Математику преподавал капитан Глотов. Я очень не любил эту науку, но, имея хорошую память, получал хорошие баллы. Чистописание преподавал Хованский, который впоследствии приобрел известность изданием "Воронежских Филологических Записок", к которым даже ученые академики относились с большим уважением. О Винтулове я всегда сохранял самое благодарное воспоминание. Этот суровый человек, старых педагогических правил, был человеком очень образованным и старался о том, чтобы кадеты учились и развивались. Учебная часть была поставлена в корпусе лучше, чем военная. Я сужу по тому, что нас совсем не мучили фронтом. Кормили нас очень хорошо. Утром сбитень с булками. В одиннадцать часов булка с маслом, три блюда за обедом и два за ужином.

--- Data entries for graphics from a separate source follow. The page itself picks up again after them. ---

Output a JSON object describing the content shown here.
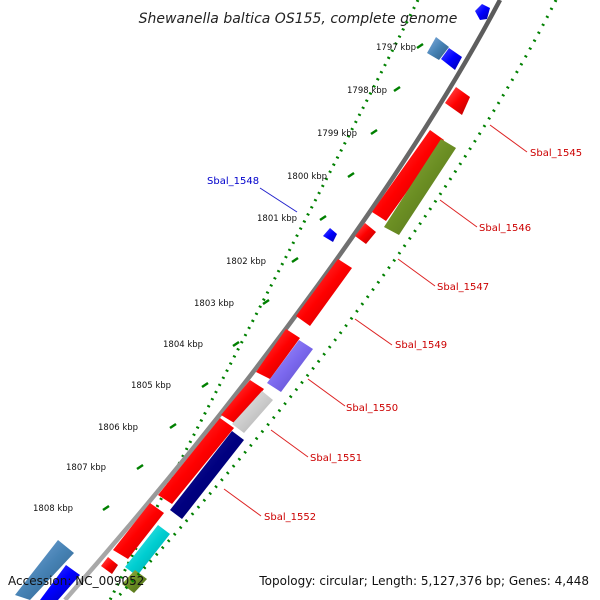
{
  "title": "Shewanella baltica OS155, complete genome",
  "footer": {
    "accession": "Accession: NC_009052",
    "summary": "Topology: circular; Length: 5,127,376 bp; Genes: 4,448"
  },
  "ticks": [
    "1797 kbp",
    "1798 kbp",
    "1799 kbp",
    "1800 kbp",
    "1801 kbp",
    "1802 kbp",
    "1803 kbp",
    "1804 kbp",
    "1805 kbp",
    "1806 kbp",
    "1807 kbp",
    "1808 kbp"
  ],
  "gene_labels": [
    {
      "text": "Sbal_1545",
      "color": "#cc0000"
    },
    {
      "text": "Sbal_1546",
      "color": "#cc0000"
    },
    {
      "text": "Sbal_1547",
      "color": "#cc0000"
    },
    {
      "text": "Sbal_1548",
      "color": "#0000cc"
    },
    {
      "text": "Sbal_1549",
      "color": "#cc0000"
    },
    {
      "text": "Sbal_1550",
      "color": "#cc0000"
    },
    {
      "text": "Sbal_1551",
      "color": "#cc0000"
    },
    {
      "text": "Sbal_1552",
      "color": "#cc0000"
    }
  ],
  "colors": {
    "forward_cds": "#ff0000",
    "reverse_cds": "#0000ff",
    "backbone": "#808080",
    "tick_green": "#008000",
    "olive": "#6b8e23",
    "slate": "#7b68ee",
    "navy": "#000080",
    "silver": "#c8c8c8",
    "cyan": "#00ced1",
    "steel": "#4682b4"
  }
}
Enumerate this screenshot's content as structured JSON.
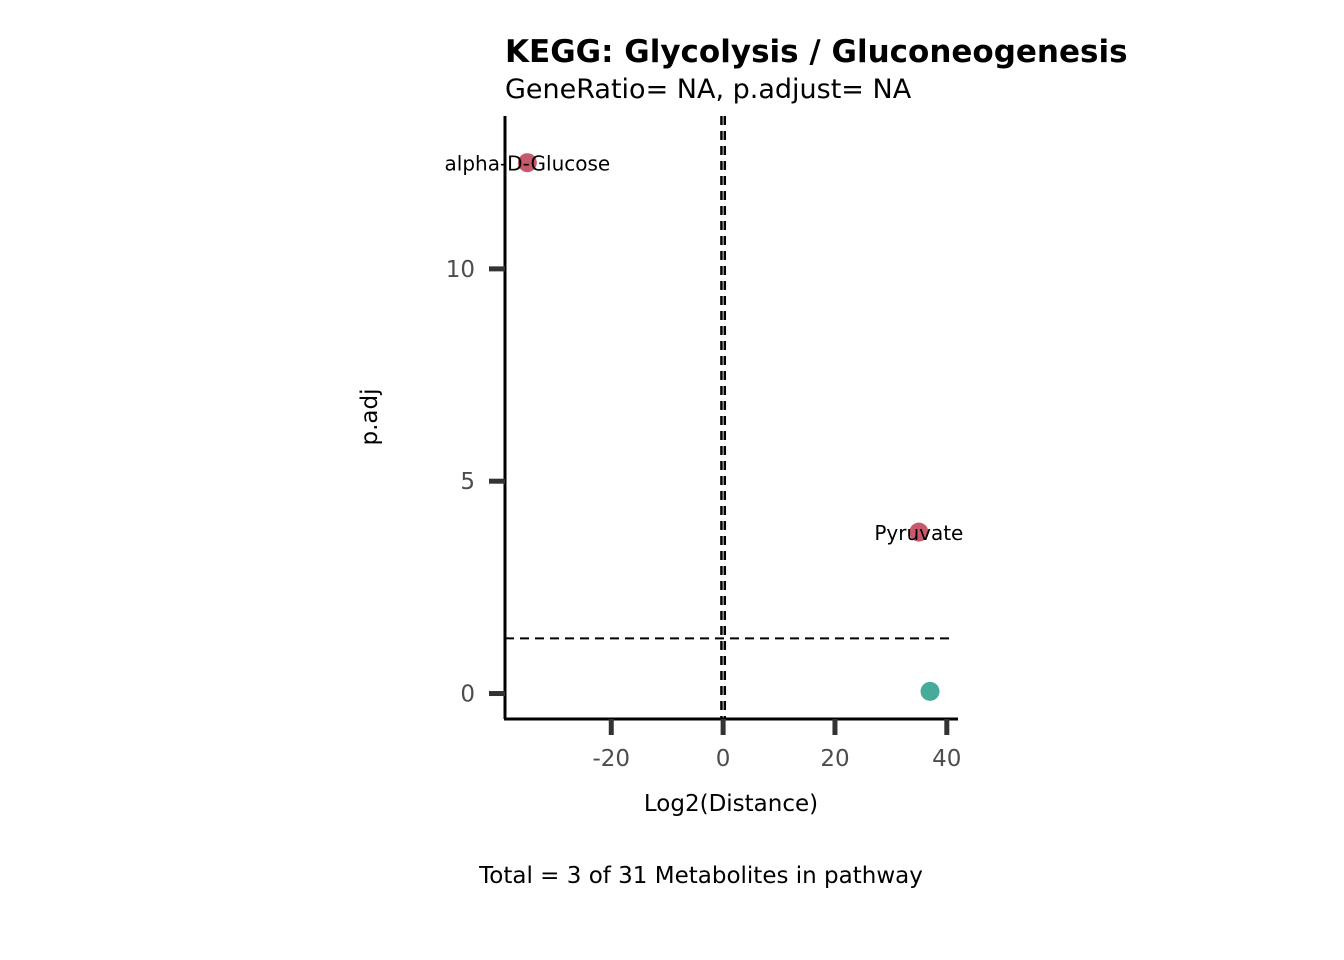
{
  "chart_data": {
    "type": "scatter",
    "title": "KEGG: Glycolysis / Gluconeogenesis",
    "subtitle": "GeneRatio= NA, p.adjust= NA",
    "xlabel": "Log2(Distance)",
    "ylabel": "p.adj",
    "caption": "Total = 3 of 31 Metabolites in pathway",
    "xlim": [
      -39,
      42
    ],
    "ylim": [
      -0.6,
      13.6
    ],
    "x_ticks": [
      -20,
      0,
      20,
      40
    ],
    "y_ticks": [
      0,
      5,
      10
    ],
    "grid": false,
    "legend": "none",
    "reference_lines": {
      "vertical_x": [
        -0.3,
        0.3
      ],
      "horizontal_y": 1.3
    },
    "colors": {
      "significant": "#c75a6a",
      "not_significant": "#45ab9a"
    },
    "points": [
      {
        "label": "alpha-D-Glucose",
        "x": -35,
        "y": 12.5,
        "color_key": "significant"
      },
      {
        "label": "Pyruvate",
        "x": 35,
        "y": 3.8,
        "color_key": "significant"
      },
      {
        "label": "",
        "x": 37,
        "y": 0.05,
        "color_key": "not_significant"
      }
    ]
  }
}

Когда я поступил в Дворянский полк в Петербурге, я мог сравнить, и воронежский корпус в этом отношении и во всех других почти и сравнить нельзя, так в Воронеже все было лучше. Из офицеров я хорошо помню артиллериста Неелова, человека гуманного и образованного, который любил беседовать с кадетами на интересные темы. Врачом в корпусе был Чаруковский, который оставил лечебник. Это был старик, женатый на женщине сравнительно с ним молодой и красивой. К больным кадетам он был очень внимателен. Я довольно часто болел лихорадкой и горлом. За шесть лет моего пребывания в корпусе был всего один смертный случай.

Незадолго до окончания курса (у нас было 2 приготовительных и 4 общих класса) со мной случилась неприятность, единственная во все время моего пребывания в корпусе. Учителем рисования был у нас Павлов, человек добрый и порядочный учитель. (У генерала Н.А. Винтулова я видел акварельный портрет его отца, очень хорошо написанный.) Класс рисования устроен был у нас амфитеатром. Мы срисовывали разные геометрические фигуры. Павлов что-то мне заметил. "Дурак", -- крикнул я ему с места. Происшествие это было из ряда вон в корпусе. Как я мог сказать это, понять не могу и доселе. Меня посадили в карцер. Карцера у нас не было и такого наказания не существовало. Но в конце большой залы с хорами, где помещались физические инструменты, была маленькая комнатка, туда меня и заперли. Кроме учебников, дали несколько книжек "Звездочки", детского журнала Ишимовой. Я стал перекладывать в стихи рассказ об Игоревой песне, который нашел в "Звездочке". Просидел я несколько дней, довольно спокойно; кадеты передавали через сторожей записочки о том, что говорилось. Наконец меня повели в коридор, где был выстроен класс наш. Мне сказали, чтоб я просил прощения у Павлова, который стоял тут же вместе с офицерами. Тем дело и кончилось. Конечно, я обязан и тут больше всего Винтулову и тому, конечно, что я учился хорошо и вел себя хорошо, был записан на красной доске и был унтер-офицером в своей роте.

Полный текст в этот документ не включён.